# Reading tides and best time to fish?



## hsk3502 (May 17, 2012)

Is it better to fish when the high tide is comming in or vice versa? Also, I went to the Three mile bridge the other day and noticed the current was going out when the report said the high tide was coming in. I mean the current was going towards the traffic bridge next to it. What's up with that?


----------



## Boliver T Wheelock (Feb 28, 2010)

*Tides*

Tides don't go in and out. They go up and down. If you would have given the exact time you were seeing the tidal current flowing toward the traffic bridge a solution to your question could be found.


----------



## Juschill (Apr 30, 2009)

Haha, I guess someone is too advanced for such a question. He's right though, tides go up and down, but the water has to come IN & go OUT for the water to go up and down, it doesn't come from below the sand . Sometimes, just before the tide turns, it will "suck" water in, which is probably the cause for what you experienced. I've found my best luck about 1-2 hours before high tide, and 1-2 hours before low tide. Just remember to get the tide for where you are fishing. There are a ton of websites for this. Pensacola Pass tide will not be the same as 3 mile bridge, and so on. I'm not an expert by any means, but this is what I've experienced after 20 years fishing inshore with no boat. Keep trying the tides, see what works best for your particular spot. Also try different baits & techniques for the different tides (live/plastic, minnows/shrimp, on the bottom/top/partially submerged). Good luck!! :thumbup:


----------



## deeptracks (Oct 2, 2007)

Boliver T Wheelock said:


> Tides don't go in and out. They go up and down. If you would have given the exact time you were seeing the tidal current flowing toward the traffic bridge a solution to your question could be found.

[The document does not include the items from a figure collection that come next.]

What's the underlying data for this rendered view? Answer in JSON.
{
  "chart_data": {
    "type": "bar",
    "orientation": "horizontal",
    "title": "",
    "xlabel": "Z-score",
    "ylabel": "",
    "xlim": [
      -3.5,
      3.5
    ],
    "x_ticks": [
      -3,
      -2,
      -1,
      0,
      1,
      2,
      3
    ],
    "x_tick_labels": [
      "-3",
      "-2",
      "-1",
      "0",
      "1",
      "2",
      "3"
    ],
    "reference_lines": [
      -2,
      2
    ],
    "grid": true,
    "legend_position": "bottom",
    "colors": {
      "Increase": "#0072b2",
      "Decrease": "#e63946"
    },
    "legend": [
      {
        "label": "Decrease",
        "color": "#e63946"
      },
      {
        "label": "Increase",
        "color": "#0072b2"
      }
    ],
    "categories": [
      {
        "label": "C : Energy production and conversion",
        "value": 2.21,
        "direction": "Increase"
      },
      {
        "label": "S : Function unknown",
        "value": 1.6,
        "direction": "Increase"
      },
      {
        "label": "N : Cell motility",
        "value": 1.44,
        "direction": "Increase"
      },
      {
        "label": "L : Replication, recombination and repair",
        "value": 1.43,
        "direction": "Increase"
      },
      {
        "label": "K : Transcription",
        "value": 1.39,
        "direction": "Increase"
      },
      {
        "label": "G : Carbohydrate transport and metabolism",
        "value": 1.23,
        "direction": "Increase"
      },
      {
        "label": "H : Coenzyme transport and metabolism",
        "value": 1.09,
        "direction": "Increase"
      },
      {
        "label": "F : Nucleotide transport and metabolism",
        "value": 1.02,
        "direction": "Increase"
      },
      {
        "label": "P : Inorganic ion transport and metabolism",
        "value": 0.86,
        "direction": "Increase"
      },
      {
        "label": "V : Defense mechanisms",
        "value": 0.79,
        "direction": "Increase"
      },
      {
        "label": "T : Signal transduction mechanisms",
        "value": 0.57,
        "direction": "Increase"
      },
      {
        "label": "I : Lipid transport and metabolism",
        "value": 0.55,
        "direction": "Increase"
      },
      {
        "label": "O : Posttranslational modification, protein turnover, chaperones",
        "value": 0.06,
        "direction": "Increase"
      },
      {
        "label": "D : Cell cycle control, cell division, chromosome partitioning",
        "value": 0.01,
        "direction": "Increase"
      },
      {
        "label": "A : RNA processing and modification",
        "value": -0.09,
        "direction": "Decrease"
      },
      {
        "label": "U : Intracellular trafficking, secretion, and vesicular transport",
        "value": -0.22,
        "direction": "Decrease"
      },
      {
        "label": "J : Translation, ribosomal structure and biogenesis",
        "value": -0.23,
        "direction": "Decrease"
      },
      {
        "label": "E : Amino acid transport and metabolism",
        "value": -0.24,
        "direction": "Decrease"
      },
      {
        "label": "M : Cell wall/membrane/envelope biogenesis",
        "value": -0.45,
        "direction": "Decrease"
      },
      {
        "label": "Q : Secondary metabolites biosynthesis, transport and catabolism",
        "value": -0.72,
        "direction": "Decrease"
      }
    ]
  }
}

ok so explain what is meant by the terms "incoming and outgoing tides"...? Oh...I do agree the water rises to the point of a high tide and susides to a point of low tide.


----------



## hsk3502 (May 17, 2012)

www.tides4fishing.com is a tide chart for dummies like myself. It even tells me the hours I should be fishing. I came to a conclusion that the hours it recommends are fairly accurate from my experience last week. Very good site.


----------



## CCC (Sep 3, 2008)

Thanks HSK, GREAT site, I now have it as a favorite !!!!!!!!!


----------